The government’s attempt to ban India’s first animated porn star is unwarranted and comic, says TUSHA MITTAL

A PROMISCUOUS BHABHI is the latest threat to the sovereignty of our nation — that’s what our government would have us believe. Not the real life ones (we’ll pretend those don’t exist) but a wanton cartoon caricature so raunchy, she might be too real for the IT ministry’s comfort. They had to ban her.

In March last year, a deft group of EU-based pseudonymed artists (Deshmukh, Dexstar and Mad) gave India her first animated porn star —a sari-clad woman with an unending appetite for sexual escapades. Her long dark hair parted dutifully in the middle, bright red sindoor and a mangalsutra dangling between oddly heavy bosoms, Savita Bhabhi was pornographic, but not quite. The cartoon comic strip may have inspired fantasy for a few, but for most, it poked fun at the coy Indian attitude towards sexuality, at our discomfort with any bold assertion of the sexual. The more virgin and demure she appeared, the more kinky and lurid we wanted her to be. When the Traveling Bra Salesman rang her doorbell, or when cousins visited from a world afar, no surprise that Bhabhi quickly discarded all pretense of ‘sharam’.
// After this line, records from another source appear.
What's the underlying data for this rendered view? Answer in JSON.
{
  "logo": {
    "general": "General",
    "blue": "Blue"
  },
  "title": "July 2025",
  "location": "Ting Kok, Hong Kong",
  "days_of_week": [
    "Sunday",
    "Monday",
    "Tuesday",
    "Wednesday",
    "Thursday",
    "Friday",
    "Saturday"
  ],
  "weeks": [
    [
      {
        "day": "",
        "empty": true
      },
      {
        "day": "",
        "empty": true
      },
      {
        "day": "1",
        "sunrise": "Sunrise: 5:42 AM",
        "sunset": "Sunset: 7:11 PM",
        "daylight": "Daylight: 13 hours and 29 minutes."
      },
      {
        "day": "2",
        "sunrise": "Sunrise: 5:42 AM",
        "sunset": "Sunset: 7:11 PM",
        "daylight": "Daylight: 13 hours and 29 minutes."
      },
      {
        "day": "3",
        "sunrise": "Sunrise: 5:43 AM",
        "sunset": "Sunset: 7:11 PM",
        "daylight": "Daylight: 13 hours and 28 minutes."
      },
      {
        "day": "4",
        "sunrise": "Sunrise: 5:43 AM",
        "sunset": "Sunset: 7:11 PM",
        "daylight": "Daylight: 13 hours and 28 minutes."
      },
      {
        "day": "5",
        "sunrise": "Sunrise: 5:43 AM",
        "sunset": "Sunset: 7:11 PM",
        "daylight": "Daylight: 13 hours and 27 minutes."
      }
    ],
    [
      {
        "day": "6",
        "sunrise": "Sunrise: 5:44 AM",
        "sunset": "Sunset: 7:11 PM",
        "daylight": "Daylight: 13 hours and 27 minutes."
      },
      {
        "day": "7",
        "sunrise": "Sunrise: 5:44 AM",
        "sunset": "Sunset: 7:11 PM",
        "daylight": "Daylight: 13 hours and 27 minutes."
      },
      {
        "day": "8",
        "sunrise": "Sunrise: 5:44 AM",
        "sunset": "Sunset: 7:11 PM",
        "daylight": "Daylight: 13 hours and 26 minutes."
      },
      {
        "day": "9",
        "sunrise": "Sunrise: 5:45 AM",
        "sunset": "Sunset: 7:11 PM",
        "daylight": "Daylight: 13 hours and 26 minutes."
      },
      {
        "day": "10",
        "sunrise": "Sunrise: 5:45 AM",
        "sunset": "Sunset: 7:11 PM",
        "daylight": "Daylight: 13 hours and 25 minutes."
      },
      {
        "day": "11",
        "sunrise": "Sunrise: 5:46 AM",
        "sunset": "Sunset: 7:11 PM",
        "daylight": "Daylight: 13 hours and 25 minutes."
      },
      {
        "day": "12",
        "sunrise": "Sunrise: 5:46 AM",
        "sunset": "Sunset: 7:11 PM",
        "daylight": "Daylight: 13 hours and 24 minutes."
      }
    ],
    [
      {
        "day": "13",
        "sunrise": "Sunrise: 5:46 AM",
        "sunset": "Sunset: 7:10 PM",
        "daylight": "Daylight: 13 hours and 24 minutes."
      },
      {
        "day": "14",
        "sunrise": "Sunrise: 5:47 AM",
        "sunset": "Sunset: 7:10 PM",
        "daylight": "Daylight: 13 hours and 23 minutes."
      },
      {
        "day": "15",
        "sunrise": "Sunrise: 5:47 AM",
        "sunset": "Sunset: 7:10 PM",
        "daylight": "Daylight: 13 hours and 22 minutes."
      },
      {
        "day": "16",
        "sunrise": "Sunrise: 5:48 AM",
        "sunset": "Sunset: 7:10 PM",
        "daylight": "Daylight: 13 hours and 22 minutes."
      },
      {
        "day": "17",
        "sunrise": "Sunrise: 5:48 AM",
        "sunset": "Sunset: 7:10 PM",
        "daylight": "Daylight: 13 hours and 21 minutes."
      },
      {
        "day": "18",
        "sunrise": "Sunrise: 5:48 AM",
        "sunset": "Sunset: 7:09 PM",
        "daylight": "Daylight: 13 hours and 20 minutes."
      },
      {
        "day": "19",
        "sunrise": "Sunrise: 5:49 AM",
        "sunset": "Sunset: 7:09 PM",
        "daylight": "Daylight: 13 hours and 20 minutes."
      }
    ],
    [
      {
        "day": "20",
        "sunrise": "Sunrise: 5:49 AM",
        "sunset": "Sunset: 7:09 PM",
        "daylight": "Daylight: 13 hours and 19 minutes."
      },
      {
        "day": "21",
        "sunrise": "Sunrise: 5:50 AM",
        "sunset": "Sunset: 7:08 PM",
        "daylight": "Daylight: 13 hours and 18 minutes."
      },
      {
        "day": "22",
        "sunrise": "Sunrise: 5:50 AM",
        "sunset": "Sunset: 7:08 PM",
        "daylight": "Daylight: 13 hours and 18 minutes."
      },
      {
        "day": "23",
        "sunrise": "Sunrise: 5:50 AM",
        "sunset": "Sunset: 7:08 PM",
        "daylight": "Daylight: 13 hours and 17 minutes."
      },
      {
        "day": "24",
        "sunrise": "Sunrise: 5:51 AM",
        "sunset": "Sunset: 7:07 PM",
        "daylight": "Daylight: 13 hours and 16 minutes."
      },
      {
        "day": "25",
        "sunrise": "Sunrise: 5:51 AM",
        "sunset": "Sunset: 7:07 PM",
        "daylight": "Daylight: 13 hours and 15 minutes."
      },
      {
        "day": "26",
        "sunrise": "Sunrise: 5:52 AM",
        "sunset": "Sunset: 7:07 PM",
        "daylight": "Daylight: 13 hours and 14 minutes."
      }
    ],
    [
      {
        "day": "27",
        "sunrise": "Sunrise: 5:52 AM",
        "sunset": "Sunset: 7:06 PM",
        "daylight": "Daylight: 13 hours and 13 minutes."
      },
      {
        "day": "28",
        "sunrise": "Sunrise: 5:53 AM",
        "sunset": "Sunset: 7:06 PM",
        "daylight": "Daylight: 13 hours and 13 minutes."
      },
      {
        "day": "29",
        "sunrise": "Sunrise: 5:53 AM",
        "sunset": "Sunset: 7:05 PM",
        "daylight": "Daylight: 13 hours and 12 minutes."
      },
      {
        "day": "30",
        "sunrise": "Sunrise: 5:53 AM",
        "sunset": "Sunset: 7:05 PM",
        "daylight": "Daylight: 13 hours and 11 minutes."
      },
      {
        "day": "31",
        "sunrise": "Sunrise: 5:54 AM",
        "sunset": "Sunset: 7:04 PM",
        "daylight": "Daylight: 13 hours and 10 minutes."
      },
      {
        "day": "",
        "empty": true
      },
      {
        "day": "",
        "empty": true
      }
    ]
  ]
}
What started as a comic strip made popular by wordof- mouth rapidly grew into a website with 60 million visitors per month. But suddenly this June, the Indian government sent a letter to all Internet Service Providers asking them to block savitabhabhi.com. Evoking section 67 of the Information Technology (IT) act, the Controller of Certifying Authorities — an agency responsible for blocking illicit websites — deemed savitabhabhi.com obscene and unacceptable. “We received complaints and took necessary action,” says Controller N Vijayaditya. “Anything that is not in the best interest of the nation can be banned.” The latest episode details Savita Bhabhi’s escapades at a Miss India beauty pageant. No perks for guessing who she sleeps with —first the old judge, then the blonde son of a wealthy show sponsor. The plot could have been straight off a Bollywood reel, a TV soap, or even a real beauty pageant. It makes the attempts to kill off Bhabhi seem dangerously comical.

But what’s proving more dangerous and comic is our faith in our government’s interpretation skills. The IT act of 2000, amended in 2008, allows the government powers to ban any website that threatens the “sovereignty or integrity of India, defence and security of the State,” or that hampers “friendly relations with foreign States.” How exactly Savita Bhabhi qualifies we may never understand. But for our moral police, banning such websites is perhaps the easiest thing to do. Now we are to sleep calm in the knowledge that our children are cosseted from all that is vulgar. We can escape from ever having to debate the wider contours of obscenity, or having to confront the more easily camouflaged obscenities pop culture bombards us with every day.

There’s Rakhi Sawant offering herself up on reality television to 16 men contesting a public swayamvar (some would say that’s a greater threat to India). And then there are little children pelvic thrusting to vulgar songs on live dance competitions.

Thankfully, Bhabhi may have greater public sympathy. She’s already being immortalised in the blogosphere, on Twitter and Facebook. And she’s already inspired new activism: the Save Savita Project is rallying the troops at savesavita.com. “This is an attempt to give voice to all Savita Bhabhi fans who want to speak out against censorship,” say the project creators. “That telecom companies are making decisions for a million Indian adults makes you wonder how far we are from the firewall regimes of Iran and North Korea.” We think China is a wee bit closer.